Journal Intime d'une Call Girl «n'est pas une série dangereuse, poursuit sa collègue Catherine Goldman, mais elle a tendance à banaliser et à déformer subtilement la réalité. Par exemple, la maquerelle de Belle est présentée comme un impresario...» Cette figure de style fait partie, selon les détracteurs de la série, de «l'effet Pretty Woman», terme né au lendemain de la sortie du film, qui aurait incité de nombreuses jeunes femmes à se lancer dans une carrière de call girl. «Ce sont les mêmes qui accusent Trainspotting de rendre glamour la cocaïne», s'agace Billie Piper. «Prétendre que Journal Intime d'une Call Girl rend glamour la prostitution, c'est comme dire qu'Harrods rend glamour le fait de faire ses courses, s'amuse, pour la soutenir, Rowan Pelling, journaliste et romancière érotique. Dans le sexe, comme dans n'importe quel autre domaine, il existe un marché du luxe, et je ne vois pas pourquoi on ne pourrait pas en faire une série télé.»

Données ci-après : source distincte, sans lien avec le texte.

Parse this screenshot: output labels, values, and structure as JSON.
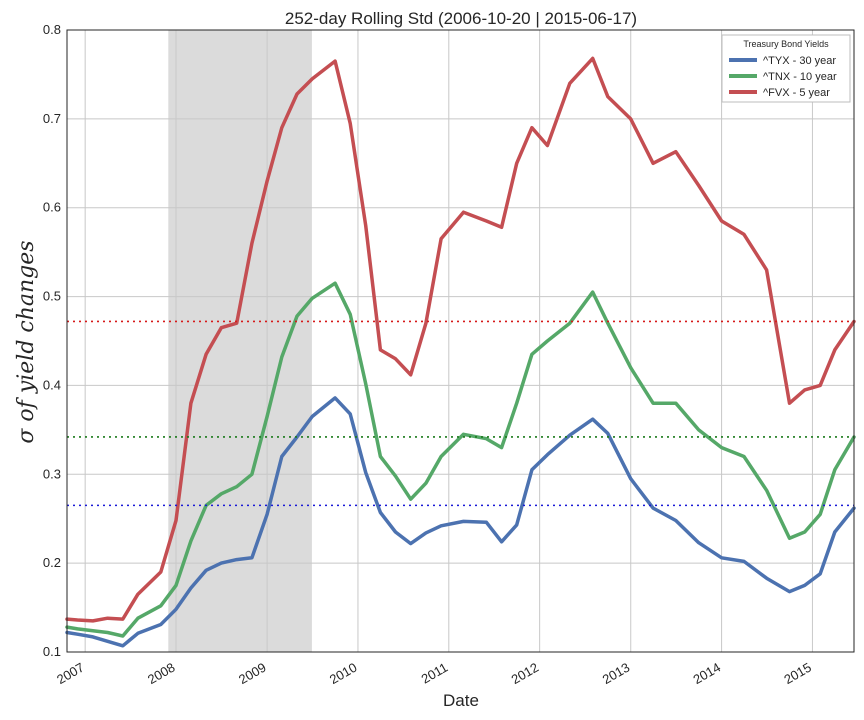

Ultime argument de la défense, Journal Intime d'une Call Girl est inspiré d'une histoire vraie, d'un cas unique, on aurait donc tort de condamner la série pour sa peinture de toute une population. «Belle de Jour a choisi une vie, celle de call girl. La série la montre telle qu'elle est, conclue Billie Piper. Qui sommes-nous pour lui dire qu'elle a tort ? Chacun est libre de faire ce qu'il entend de son corps.» «Je ne nie pas l'importance du libre arbitre de chacun, mais dans le cas de la prostitution, nous avons un devoir d'ingérence, riposte Jean-Sébastien Mallet. L'argument qui veut que chacun est libre de faire ce qu'il veut de son corps ne tient pas la route. Il faut parfois opposer aux libertés individuelles une vision éthique de l'existence.»
En Colombie, des ONG, en travaillant avec les producteurs et les chaînes, ont réussi à influer sur l'écriture des soaps locaux, très suivis, pour éduquer les téléspectateurs aux risques de la prostitution. Bien écrit, impeccablement interprété, drôle et vivant, le Journal Intime d'une Call Girl préfère s'en tenir à sa ligne, celle d'une pure distraction, d'un spectacle libre de toutes considérations morales.
Pierre Langlais
* Sur Téva, saison 2 à partir du 25 avril, tous les samedi à 23h15.